Revisiting Time Series Classification Benchmarks: The Impact of Temporal Information for Classification (PAKDD 2025)

March 27, 2025 · View on GitHub

Summary

This repository contains the official implementation of "Revisiting Time Series Classification Benchmarks: The Impact of Temporal Information for Classification", accepted at PAKDD 2025.

Abstract

Time series classification is usually regarded as a distinct task from tabular data classification due to the importance of temporal information. However, in this paper, by performing permutation tests that disrupt temporal information on the UCR time series classification archive, the most widely used benchmark for time series classification, we identify a significant proportion of datasets where temporal information has little to no impact on classification. Many of these datasets are tabular in nature or rely mainly on tabular features, leading to potentially biased evaluations of time series classifiers focused on temporal information. To address this, we propose UCR Augmented, a benchmark based on the UCR time series classification archive designed to evaluate classifiers' ability to extract and utilize temporal information. Testing classifiers from seven categories on this benchmark revealed notable shifts in performance rankings. Some previously overlooked approaches perform well, while others see their performance decline significantly when temporal information is crucial. UCR Augmented provides a more robust framework for assessing time series classifiers, ensuring fairer evaluations.
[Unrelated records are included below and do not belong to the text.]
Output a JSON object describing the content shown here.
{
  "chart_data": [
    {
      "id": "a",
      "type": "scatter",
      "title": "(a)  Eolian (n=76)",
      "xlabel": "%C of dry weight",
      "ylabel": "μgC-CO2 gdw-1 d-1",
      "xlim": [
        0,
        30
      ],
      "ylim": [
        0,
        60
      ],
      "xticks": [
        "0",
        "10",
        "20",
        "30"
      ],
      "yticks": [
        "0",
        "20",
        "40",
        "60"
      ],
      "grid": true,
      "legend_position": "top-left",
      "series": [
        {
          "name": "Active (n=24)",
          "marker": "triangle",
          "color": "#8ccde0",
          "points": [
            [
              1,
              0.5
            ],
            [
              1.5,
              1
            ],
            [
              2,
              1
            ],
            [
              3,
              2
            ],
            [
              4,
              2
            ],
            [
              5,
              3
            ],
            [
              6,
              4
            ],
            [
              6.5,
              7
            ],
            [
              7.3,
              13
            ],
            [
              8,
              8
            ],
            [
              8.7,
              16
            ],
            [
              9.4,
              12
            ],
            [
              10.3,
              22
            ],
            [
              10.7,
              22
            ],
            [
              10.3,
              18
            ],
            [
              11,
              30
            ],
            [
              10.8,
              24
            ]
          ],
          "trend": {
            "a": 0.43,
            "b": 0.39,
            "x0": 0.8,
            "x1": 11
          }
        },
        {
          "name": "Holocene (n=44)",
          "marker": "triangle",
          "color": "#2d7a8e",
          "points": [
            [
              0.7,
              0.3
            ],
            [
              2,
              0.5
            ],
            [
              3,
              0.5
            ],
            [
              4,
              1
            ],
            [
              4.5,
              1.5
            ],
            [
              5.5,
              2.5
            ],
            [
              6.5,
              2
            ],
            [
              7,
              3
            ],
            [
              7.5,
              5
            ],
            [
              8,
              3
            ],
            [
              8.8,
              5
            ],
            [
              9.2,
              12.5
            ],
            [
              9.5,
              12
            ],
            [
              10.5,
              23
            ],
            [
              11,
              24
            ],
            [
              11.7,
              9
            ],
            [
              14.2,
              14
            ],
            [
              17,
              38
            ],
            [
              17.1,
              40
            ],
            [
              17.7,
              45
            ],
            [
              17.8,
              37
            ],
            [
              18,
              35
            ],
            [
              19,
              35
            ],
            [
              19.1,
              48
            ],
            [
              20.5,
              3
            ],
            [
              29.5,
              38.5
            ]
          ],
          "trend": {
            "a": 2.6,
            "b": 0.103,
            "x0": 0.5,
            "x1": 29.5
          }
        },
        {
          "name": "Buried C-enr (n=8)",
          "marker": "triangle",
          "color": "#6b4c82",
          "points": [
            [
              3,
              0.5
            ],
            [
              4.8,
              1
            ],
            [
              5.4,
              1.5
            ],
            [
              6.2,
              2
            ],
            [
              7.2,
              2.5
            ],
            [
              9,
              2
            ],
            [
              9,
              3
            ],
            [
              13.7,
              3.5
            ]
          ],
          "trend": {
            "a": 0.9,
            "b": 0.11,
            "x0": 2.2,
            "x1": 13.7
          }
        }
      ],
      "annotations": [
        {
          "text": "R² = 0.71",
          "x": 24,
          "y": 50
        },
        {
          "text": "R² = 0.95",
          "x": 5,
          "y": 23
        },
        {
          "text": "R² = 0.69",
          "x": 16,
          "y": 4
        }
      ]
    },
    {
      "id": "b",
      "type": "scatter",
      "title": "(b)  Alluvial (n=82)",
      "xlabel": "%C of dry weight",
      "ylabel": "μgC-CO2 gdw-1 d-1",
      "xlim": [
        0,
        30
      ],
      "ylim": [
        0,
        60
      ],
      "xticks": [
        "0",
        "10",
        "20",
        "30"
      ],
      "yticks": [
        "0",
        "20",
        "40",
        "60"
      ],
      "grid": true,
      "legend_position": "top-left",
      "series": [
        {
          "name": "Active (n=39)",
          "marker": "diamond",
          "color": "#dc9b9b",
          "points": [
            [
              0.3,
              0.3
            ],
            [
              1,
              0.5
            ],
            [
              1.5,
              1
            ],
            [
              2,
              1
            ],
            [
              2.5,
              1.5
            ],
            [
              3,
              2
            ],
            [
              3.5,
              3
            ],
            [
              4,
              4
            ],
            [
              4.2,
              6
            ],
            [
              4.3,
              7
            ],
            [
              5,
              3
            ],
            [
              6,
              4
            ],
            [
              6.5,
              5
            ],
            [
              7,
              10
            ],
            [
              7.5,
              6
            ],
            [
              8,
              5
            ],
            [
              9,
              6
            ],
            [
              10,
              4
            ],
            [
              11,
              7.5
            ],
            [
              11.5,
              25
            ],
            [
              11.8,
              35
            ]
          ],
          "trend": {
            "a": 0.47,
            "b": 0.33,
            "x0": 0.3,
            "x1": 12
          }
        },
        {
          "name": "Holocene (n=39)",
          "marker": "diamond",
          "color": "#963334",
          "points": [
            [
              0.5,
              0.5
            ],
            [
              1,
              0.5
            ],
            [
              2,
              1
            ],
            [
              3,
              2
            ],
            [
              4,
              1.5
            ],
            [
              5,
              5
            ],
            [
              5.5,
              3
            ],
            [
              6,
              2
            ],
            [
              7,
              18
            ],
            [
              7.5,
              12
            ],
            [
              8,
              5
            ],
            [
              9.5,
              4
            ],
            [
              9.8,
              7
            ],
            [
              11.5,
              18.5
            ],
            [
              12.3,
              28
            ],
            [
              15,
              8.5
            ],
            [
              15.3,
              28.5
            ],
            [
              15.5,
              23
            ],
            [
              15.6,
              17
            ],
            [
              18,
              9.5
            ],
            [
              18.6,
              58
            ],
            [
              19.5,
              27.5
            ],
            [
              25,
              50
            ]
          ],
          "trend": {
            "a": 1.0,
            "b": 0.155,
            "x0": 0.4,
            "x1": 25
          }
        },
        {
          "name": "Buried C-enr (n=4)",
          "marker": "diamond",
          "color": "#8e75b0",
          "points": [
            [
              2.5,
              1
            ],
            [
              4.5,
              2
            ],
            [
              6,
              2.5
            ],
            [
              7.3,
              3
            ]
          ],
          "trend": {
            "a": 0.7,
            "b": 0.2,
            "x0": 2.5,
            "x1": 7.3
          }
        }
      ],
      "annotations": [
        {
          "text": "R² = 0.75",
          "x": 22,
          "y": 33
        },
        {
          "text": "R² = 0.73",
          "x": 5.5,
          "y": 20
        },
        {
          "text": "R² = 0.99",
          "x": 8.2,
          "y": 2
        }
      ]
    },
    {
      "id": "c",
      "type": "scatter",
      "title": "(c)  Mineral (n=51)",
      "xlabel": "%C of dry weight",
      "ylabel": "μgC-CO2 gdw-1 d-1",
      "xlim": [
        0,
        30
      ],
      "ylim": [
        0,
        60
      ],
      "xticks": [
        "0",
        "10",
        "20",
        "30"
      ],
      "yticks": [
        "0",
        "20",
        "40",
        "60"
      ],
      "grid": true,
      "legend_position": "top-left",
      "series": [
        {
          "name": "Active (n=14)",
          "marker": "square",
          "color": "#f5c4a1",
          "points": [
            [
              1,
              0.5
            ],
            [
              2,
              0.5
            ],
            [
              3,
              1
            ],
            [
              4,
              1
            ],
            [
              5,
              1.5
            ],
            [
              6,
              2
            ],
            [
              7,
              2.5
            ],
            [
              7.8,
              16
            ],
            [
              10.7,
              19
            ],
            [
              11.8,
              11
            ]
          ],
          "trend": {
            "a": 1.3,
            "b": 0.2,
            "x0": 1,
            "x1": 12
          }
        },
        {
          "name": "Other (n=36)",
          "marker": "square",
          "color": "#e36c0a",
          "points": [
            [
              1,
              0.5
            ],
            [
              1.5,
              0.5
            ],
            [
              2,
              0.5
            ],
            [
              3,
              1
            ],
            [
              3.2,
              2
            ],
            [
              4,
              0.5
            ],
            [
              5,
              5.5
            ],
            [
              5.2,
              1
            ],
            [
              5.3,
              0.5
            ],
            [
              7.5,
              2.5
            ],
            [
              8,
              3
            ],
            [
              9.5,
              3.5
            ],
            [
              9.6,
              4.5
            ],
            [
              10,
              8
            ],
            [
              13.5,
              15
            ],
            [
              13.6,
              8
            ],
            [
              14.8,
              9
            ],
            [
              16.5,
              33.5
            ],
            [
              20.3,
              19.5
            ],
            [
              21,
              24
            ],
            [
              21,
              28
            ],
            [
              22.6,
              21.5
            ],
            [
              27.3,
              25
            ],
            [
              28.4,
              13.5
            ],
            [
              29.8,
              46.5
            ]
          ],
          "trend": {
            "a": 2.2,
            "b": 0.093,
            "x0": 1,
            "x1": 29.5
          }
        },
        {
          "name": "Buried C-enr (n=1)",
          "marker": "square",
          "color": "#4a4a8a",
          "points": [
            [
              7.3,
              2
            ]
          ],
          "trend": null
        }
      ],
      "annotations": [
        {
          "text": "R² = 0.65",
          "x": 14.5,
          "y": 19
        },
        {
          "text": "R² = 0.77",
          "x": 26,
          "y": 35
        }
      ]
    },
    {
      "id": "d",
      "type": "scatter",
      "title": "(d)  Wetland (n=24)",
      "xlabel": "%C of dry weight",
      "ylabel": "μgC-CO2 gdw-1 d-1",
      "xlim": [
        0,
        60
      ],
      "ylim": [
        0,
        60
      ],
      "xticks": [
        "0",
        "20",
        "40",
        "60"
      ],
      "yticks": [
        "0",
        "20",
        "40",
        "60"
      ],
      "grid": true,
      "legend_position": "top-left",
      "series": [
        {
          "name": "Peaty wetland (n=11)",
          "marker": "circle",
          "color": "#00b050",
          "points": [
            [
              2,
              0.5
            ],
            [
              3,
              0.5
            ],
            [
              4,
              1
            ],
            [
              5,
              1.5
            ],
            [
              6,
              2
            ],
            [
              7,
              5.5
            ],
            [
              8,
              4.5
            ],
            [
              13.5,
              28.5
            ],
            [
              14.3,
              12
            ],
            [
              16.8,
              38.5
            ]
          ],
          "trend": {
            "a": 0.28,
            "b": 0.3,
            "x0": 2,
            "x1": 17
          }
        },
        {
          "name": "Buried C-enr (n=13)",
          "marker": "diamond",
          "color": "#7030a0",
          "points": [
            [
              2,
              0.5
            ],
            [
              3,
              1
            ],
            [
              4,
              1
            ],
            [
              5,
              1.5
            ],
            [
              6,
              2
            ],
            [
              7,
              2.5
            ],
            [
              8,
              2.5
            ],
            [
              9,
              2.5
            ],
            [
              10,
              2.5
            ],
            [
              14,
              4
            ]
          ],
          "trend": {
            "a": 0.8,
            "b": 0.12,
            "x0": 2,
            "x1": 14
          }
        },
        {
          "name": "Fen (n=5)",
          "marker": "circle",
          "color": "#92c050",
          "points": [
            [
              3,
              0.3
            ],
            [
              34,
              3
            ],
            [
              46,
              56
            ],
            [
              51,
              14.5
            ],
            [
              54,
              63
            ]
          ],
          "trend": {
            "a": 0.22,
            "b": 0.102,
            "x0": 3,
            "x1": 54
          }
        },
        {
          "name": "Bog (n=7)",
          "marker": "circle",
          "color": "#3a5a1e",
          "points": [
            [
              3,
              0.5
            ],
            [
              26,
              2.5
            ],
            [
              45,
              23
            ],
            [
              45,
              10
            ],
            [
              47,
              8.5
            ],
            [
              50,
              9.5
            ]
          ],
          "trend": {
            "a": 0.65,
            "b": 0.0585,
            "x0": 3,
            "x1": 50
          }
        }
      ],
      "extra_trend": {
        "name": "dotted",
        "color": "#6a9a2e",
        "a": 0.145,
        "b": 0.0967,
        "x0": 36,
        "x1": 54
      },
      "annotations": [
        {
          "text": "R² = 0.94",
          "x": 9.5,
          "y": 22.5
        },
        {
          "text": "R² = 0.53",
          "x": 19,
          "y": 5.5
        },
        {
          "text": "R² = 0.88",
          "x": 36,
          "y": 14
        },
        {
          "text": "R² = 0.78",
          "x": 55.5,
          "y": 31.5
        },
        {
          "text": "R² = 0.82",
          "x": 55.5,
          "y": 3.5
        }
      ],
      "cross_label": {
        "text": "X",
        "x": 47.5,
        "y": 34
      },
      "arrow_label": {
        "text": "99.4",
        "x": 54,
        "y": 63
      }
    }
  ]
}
Evaluating the Impact of Temporal Information

Experiments corresponding to Section 4 of the paper, which analyze the impact of temporal information on classification, can be found in the permute_benchmark folder.

We use the .ts format from the UCR Time Series Classification Archive, available at:
UCR Archive (.ts format).

UCR Augmented Dataset

The results and experimental code for the proposed UCR Augmented benchmark are located in the UCR_AUG and UCR_AUG_pal folders corresponding to Section 6 of the paper.

The script for generating the UCR Augmented dataset, along with an example of how to augment time series classification datasets, can be found in UCR_aug.py.

Citation

@misc{zhang2025revisittimeseriesclassification,
      title={Revisit Time Series Classification Benchmark: The Impact of Temporal Information for Classification}, 
      author={Yunrui Zhang and Gustavo Batista and Salil S. Kanhere},
      year={2025},
      eprint={2503.20264},
      archivePrefix={arXiv},
      primaryClass={cs.LG},
      url={https://arxiv.org/abs/2503.20264}, 
}

References

Yanping Chen, Eamonn Keogh, Bing Hu, Nurjahan Begum, Anthony Bagnall, Abdullah Mueen and Gustavo Batista (2015). The UCR Time Series Classification Archive. URL www.cs.ucr.edu/~eamonn/time_series_data/

Bagnall, A., Lines, J., Bostrom, A., Large, J., Keogh, E.: The great time series classification bake off: a review and experimental evaluation of recent algorithmic advances (May 2017). Data Mining and Knowledge Discovery pp. 606–660

Löning, M., Bagnall, A., Ganesh, S., Kazakov, V., Lines, J., & Király, F. J. (2019). sktime: A unified interface for machine learning with time series. arXiv preprint arXiv:1909.07872.